Menurut Reza, Mahkamah Konstitsi (MK) dalam putusan uji materi Undang-Undang Nomor 7 Tahun 2004 pada 2013 telah menjelaskan, hak menguasai air tidak berarti kepemilikan negara, tetapi merupakan kepemilikan kolektif rakyat. Jadi, penggunaannya untuk sebesar-besar kemakmuran rakyat.
Mahkamah Konstitusi telah mengabulkan gugatan sejumlah lembaga kemasyarakatan untuk menghapus keberadaan seluruh pasal dalam UU Nomor 7 Tahun 2004. Salah satu alasannya, UU itu belum menjamin pembatasan pengelolaan air oleh pihak swasta sehingga bertentangan dengan Undang-Undang Dasar 1945.
Reza menambahkan, dalam UU yang baru itu, pengaturan hak asasi atas air diletakkan setara dengan hak usaha sehingga kompleksitas pemenuhan air disederhanakan semata persoalan pelibatan swasta. Selain itu, tidak ada pasal yang jelas mengatur tanggung jawab negara, tetapi justru ada bagian soal kewajiban rakyat yang bisa dijadikan alat kriminalisasi.
Akses publik
Sejumlah kelemahan tersebut disebabkan antara lain minimnya akses publik pada penyusunan undang-undang. ”Ini seolah mengulang pengesahan paksa UU No 7/2004 yang digugat di MK. Kami mempertimbangkan untuk mengajukan kembali gugatan,” katanya.
Sementara Wijanto Hadipuro, dosen Magister Lingkungan dan Perkotaan Unika Soegijapranata Semarang, dalam tanggapan tertulis, menyebut, dalam pembahasan RUU SDA baru ini, peran koalisi masyarakat sipil bidang air melemah dibandingkan dengan saat penyusunan UU No 7/2004. Pembahasan RUU berkutat pada kepentingan pelibatan pihak swasta dalam sistem penyediaan air minum (SPAM).
Diskursus manajemen air di tingkat global saat ini beralih pada kerentanan terhadap perubahan iklim yang lalu diikuti bencana kapitalisme, seperti pada infrastruktur raksasa berupa bendung lepas pantai raksasa dan dam besar yang jadi kebijakan pendanaan Bank Dunia. Selain itu, konflik air bagi pangan dan energi kerap diikuti perampasan tanah dan air. Namun, soal itu tak diatur.
Seperti diketahui, RUU SDA disahkan menjadi undang-undang dalam Sidang Paripurna DPR RI di Gedung DPR/MPR, Jakarta, Selasa (17/9/2019). Sidang Paripurna dipimpin Wakil Ketua DPR Fahri Hamzah dan dihadiri Menteri Hukum dan HAM Yasonna Laoly mewakili Presiden Joko Widodo.

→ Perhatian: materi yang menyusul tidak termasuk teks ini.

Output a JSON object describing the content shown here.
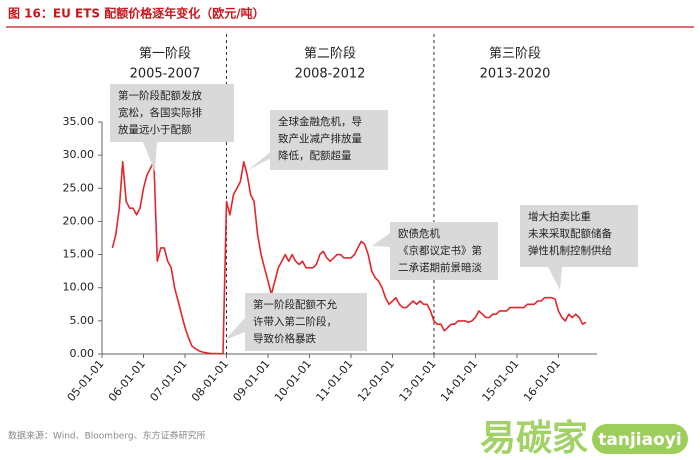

Sebelum disahkan, Yasonna Laoly menyampaikan pendapat akhir Presiden Joko Widodo bahwa RUU Sumber Daya Air adalah manifestasi cita-cita dan komitmen pemerintah serta DPR dalam pemaknaan penguasaan negara terhadap air. Itu tercantum dalam UUD 1945 dan Putusan Mahkamah Konstitusi Nomor 85/PUU-XI/2013 tentang Pembatasan Pengelolaan Sumber Daya Air.
Rancangan UU inisiasi DPR itu dinilai mutlak diperlukan karena air amat penting bagi makhluk hidup. Ketersediaan air menurun dan kebutuhan air yang meningkat mewajibkan pengelolaan sumber daya air memperhatikan keselarasan fungsi sosial, lingkungan hidup, dan ekonomi. Perlu keterpaduan antarwilayah, antarsektor, dan antargenerasi guna memenuhi kebutuhan rakyat atas air.
”RUU ini mengatur pengelolaan sumber daya air secara utuh,” kata Yasonna, dalam siaran pers. Hal-hal yang diatur antara lain penguasaan negara dan hak rakyat atas air, wewenang pengelolaan sumber daya air, serta perizinan. UU SDA juga mengakomodasi kebutuhan pokok minimal sehari-hari 60 liter per orang per hari, pengelolaan sistem irigasi sebagai kesatuan sistem, serta penguatan pengawasan pengelolaan sumber daya air.